You only get one set of ears. Most shooters know this about their eyes and wear eye protection as a result, but permanent hearing damage is a near-epidemic among older shooters and we do ourselves a great disservice not to protect our hearing. Maybe part of that is the fact that the possibility of instantaneous blindness from a fragment of lead splashing off of a piece of steel into your eye sounds a lot scarier than the gradual loss of a sense we tend to take for granted, but it isn’t any more permanent. Noise-induced hearing loss (NIHL) is a real problem in our industry, and so this is as much public service announcement as review. We’ve got to take better care of our ears.
Anything that makes a noise louder than about 85 dB can cause NIHL. Louder noises mean more damage in less time, but just because you don’t perceive a change does not mean you aren’t hurting yourself. In fact, part of the real danger of hearing loss is that most of it IS imperceptible. We are constantly causing minor damage to our hearing on a daily basis. The actual volume of gunshots depends on the caliber, but considering that even QUIET suppressor/caliber combos are still roughly 120 dB, gunshots are way above the damage threshold (approximately 140-190 dB).
So for those of us who shoot more than “barely recreationally,” good hearing protection habits are a must. And although I rarely “double cup” at outdoor matches because of all the running and the headaches a lot earmuffs give me after wearing them all day, I have certainly started doing it at indoor ranges or when I’m just spectating at a shooting event (maybe even at a match when I’m not the shooter). Since earlier this year, for all of my indoor shooting excursions I have been taking the Howard Leight by Honeywell Impact Pro earmuffs along with me to wear over my custom plugs. And I have to say, they are a great, cost-effective option so far. For anywhere from about $60-$80 at most online retailers, they offer 30 dB noise reduction for an affordable price.

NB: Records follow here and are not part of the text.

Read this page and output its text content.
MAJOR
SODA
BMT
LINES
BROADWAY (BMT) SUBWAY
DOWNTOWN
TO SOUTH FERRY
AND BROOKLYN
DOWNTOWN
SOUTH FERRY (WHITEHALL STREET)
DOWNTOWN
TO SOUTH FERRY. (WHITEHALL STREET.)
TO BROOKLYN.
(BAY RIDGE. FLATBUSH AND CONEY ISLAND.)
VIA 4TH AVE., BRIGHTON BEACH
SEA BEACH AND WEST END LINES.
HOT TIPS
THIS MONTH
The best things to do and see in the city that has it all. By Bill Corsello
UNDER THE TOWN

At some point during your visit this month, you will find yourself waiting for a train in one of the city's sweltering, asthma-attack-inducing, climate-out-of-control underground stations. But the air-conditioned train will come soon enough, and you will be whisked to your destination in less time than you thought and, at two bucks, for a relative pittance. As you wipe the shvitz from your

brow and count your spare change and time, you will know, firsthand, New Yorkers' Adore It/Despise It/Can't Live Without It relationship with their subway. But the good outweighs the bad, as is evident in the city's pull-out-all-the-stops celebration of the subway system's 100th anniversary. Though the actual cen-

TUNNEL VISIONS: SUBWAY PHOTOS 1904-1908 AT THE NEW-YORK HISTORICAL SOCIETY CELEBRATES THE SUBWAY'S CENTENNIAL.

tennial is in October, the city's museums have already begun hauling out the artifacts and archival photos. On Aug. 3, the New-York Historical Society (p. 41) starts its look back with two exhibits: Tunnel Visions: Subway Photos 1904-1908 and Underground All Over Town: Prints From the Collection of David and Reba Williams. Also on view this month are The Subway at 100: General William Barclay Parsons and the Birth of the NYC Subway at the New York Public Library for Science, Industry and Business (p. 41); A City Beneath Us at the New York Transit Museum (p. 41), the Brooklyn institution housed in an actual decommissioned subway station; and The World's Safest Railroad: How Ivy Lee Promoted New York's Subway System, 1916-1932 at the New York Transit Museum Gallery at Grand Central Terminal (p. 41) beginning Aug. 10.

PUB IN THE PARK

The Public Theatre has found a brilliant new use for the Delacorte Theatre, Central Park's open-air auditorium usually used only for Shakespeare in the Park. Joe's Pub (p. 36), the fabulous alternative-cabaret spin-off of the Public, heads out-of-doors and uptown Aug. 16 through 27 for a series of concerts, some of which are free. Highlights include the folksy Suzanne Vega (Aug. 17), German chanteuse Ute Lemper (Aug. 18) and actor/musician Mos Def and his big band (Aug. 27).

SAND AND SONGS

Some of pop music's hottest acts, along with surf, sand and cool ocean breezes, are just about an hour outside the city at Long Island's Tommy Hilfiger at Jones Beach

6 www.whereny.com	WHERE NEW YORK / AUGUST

Granted, these are NOT the option you will want for shooting long guns because of how large the cups are. They interfere with aiming. But Howard Leight makes other, thinner items in the Impact series as well (the Impact Sport is one) that are designed with long gun shooters or 3-gunners in mind. For me, shooting pistols most of the time, the Pro muffs are great. But if you shoot rifles a lot, the thinner options cost even less than the Pro version, so it is definitely feasible for almost any shooter. And any of these products offer a lot more protection than the little foam earplugs I see a lot of people out on the range using.
For those of you who don’t know how electronic hearing protection works, the microphones in the earmuffs amplify sounds that are low-noise (like conversations at the gun range or range commands) while shutting off when a noise goes over about 80 dB and enters the “potentially harmful” range. It is something I have actually become a fan of because it makes conversations about 3-4x louder but also adds additional hearing protection to the equation. I.e. you stop being “that guy” who yells at all your friends every time you go shoot because you can’t tell how loudly you’re talking.
The Impact Pro series also includes an auto-shutoff (which I have accidentally taken advantage of on numerous occasions), as well as an auxiliary input that allows you to listen to music or whatever else between drills if you’re having a solo practice session at the range. I tried the aux input without being on the range a few times as well, but inside in a quiet room the microphone in the Impact Pro muffs picked up some electronics that were running and magnified the impedence as a humming sound. Not what they’re made for, but I had to try it just to see. On the range, any “hum” was completely imperceptible when I hooked up my iPhone, so I don’t think it was any issue with the cable. The battery is easy to change, although I have only changed it one time so far, and the ear cups are very padded and comfortable.
I plan to use the Impact Pro earmuffs a lot this winter, particularly since they will also keep my ears a little warmer, and I would recommend them to any shooters out there who put a lot of rounds downrange but haven’t yet gotten any electronic ear protection. HP
–Colt Driver; for more information, check out the Impact series by Howard Leight! These earmuffs are available on Amazon as well as at numerous outdoor product retailers.
*Thank you to Howard Leight/Honeywell for sending a demo pair to use for purposes of conducting this review. All of the opinions are my own, but the earmuffs in these photographs were a review sample.
I have been wearing Howard Leight muffs for years. They are top notch in every respect.
Colt mentioned the muffs offering cold protection in winter. As all who wear muffs know, they can be very hot in the summer, causing a great deal of sweating. My buddy at Honeywell Safety turned me on to Howard Leight Cool Pads. http://www.howardleight.com/ear-muffs/cool-pads. These greatly reduce heat and sweating. I highly recommend them.
They’re great, Jim. Used them again in a chilly match two weekends ago over custom plugs and they were warm and blocked out some extra noise.
I am ordering some cool pads after it starts warming up again. Thanks for the intel!